The launch also will give Pyongyang an extra bargaining chip at stalled six-nation talks aimed at persuading North Korea to give up its nuclear weapons program in exchange for aid.
North Korean television Tuesday also showed new images of Kim, who has led the nation of 24 million people with absolute authority since his father died in 1994. It was believed to be the first video of Kim since he fell from public view in mid-August and reappeared in early October, with the only images on TV coming in still photos.
U.S. and South Korean officials say Kim suffered a stroke in mid-August; North Korea has denied it.
The hourlong broadcast documented Kim's "on-the-spot field guidance," showing him mingling with livestock farmers and workers making machinery, soap and medicine. He also was shown watching bears frolicking at the Pyongyang Zoo, touring a folk village and arriving at a concert to cheers and applause.
The documentary showed Kim in early August, then jumped to Nov. 24 footage of a factory visit. The video ended with a Dec. 24 visit to a steel factory.
A separate report in Rodong Sinmun, the North's main newspaper, said Kim "was choked with sobs" as he thought of the poor citizens who may have been better off using the money that instead went to Sunday's rocket launch.

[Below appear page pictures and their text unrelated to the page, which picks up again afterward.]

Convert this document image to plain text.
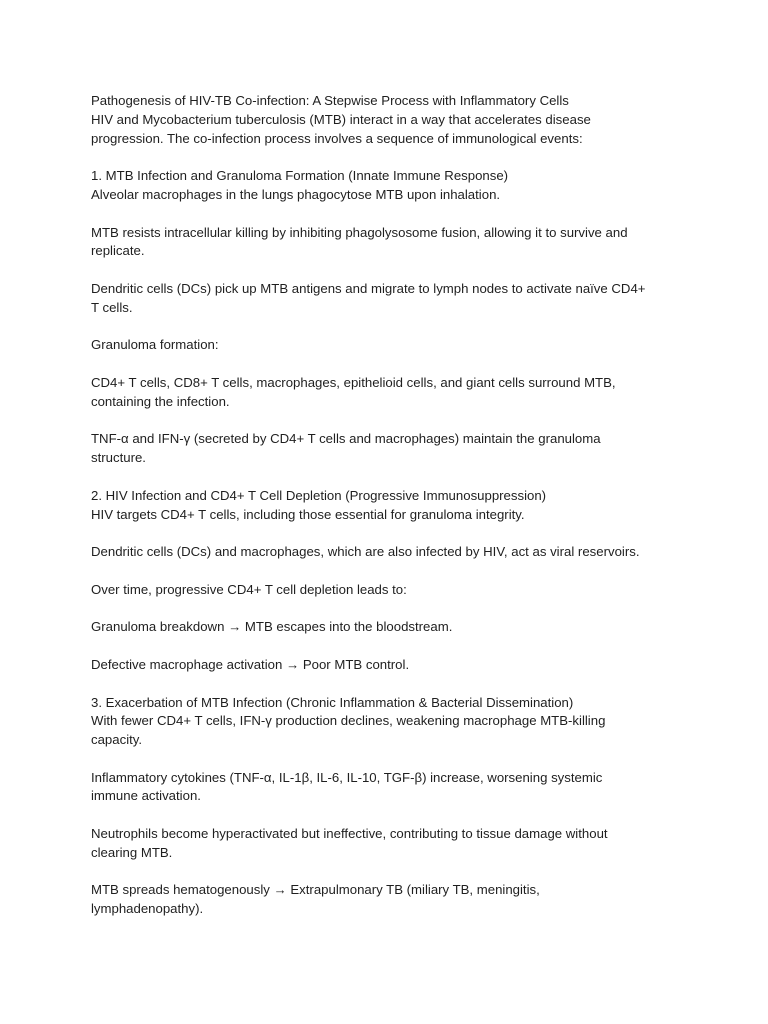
Pathogenesis of HIV-TB Co-infection: A Stepwise Process with Inflammatory Cells
HIV and Mycobacterium tuberculosis (MTB) interact in a way that accelerates disease
progression. The co-infection process involves a sequence of immunological events:

1. MTB Infection and Granuloma Formation (Innate Immune Response)
Alveolar macrophages in the lungs phagocytose MTB upon inhalation.

MTB resists intracellular killing by inhibiting phagolysosome fusion, allowing it to survive and
replicate.

Dendritic cells (DCs) pick up MTB antigens and migrate to lymph nodes to activate naïve CD4+
T cells.

Granuloma formation:

CD4+ T cells, CD8+ T cells, macrophages, epithelioid cells, and giant cells surround MTB,
containing the infection.

TNF-α and IFN-γ (secreted by CD4+ T cells and macrophages) maintain the granuloma
structure.

2. HIV Infection and CD4+ T Cell Depletion (Progressive Immunosuppression)
HIV targets CD4+ T cells, including those essential for granuloma integrity.

Dendritic cells (DCs) and macrophages, which are also infected by HIV, act as viral reservoirs.

Over time, progressive CD4+ T cell depletion leads to:

Granuloma breakdown → MTB escapes into the bloodstream.

Defective macrophage activation → Poor MTB control.

3. Exacerbation of MTB Infection (Chronic Inflammation & Bacterial Dissemination)
With fewer CD4+ T cells, IFN-γ production declines, weakening macrophage MTB-killing
capacity.

Inflammatory cytokines (TNF-α, IL-1β, IL-6, IL-10, TGF-β) increase, worsening systemic
immune activation.

Neutrophils become hyperactivated but ineffective, contributing to tissue damage without
clearing MTB.

MTB spreads hematogenously → Extrapulmonary TB (miliary TB, meningitis,
lymphadenopathy).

South Korea's Chosun Ilbo reported Monday that the North appears to have spent about $300 million for the launch. The newspaper cited a South Korean presidential official it did not name.
Analysts say the launch was designed to rally support for Kim as he prepares to formally ascend to his third term amid speculation about who will succeed him.
"At a minimum, he had a serious health scare," said Korea affairs expert Peter M. Beck. "Authoritarian, totalitarian regimes are at their most vulnerable in transition periods, and none of his (three) sons seem up to the task of ruling the country any time soon."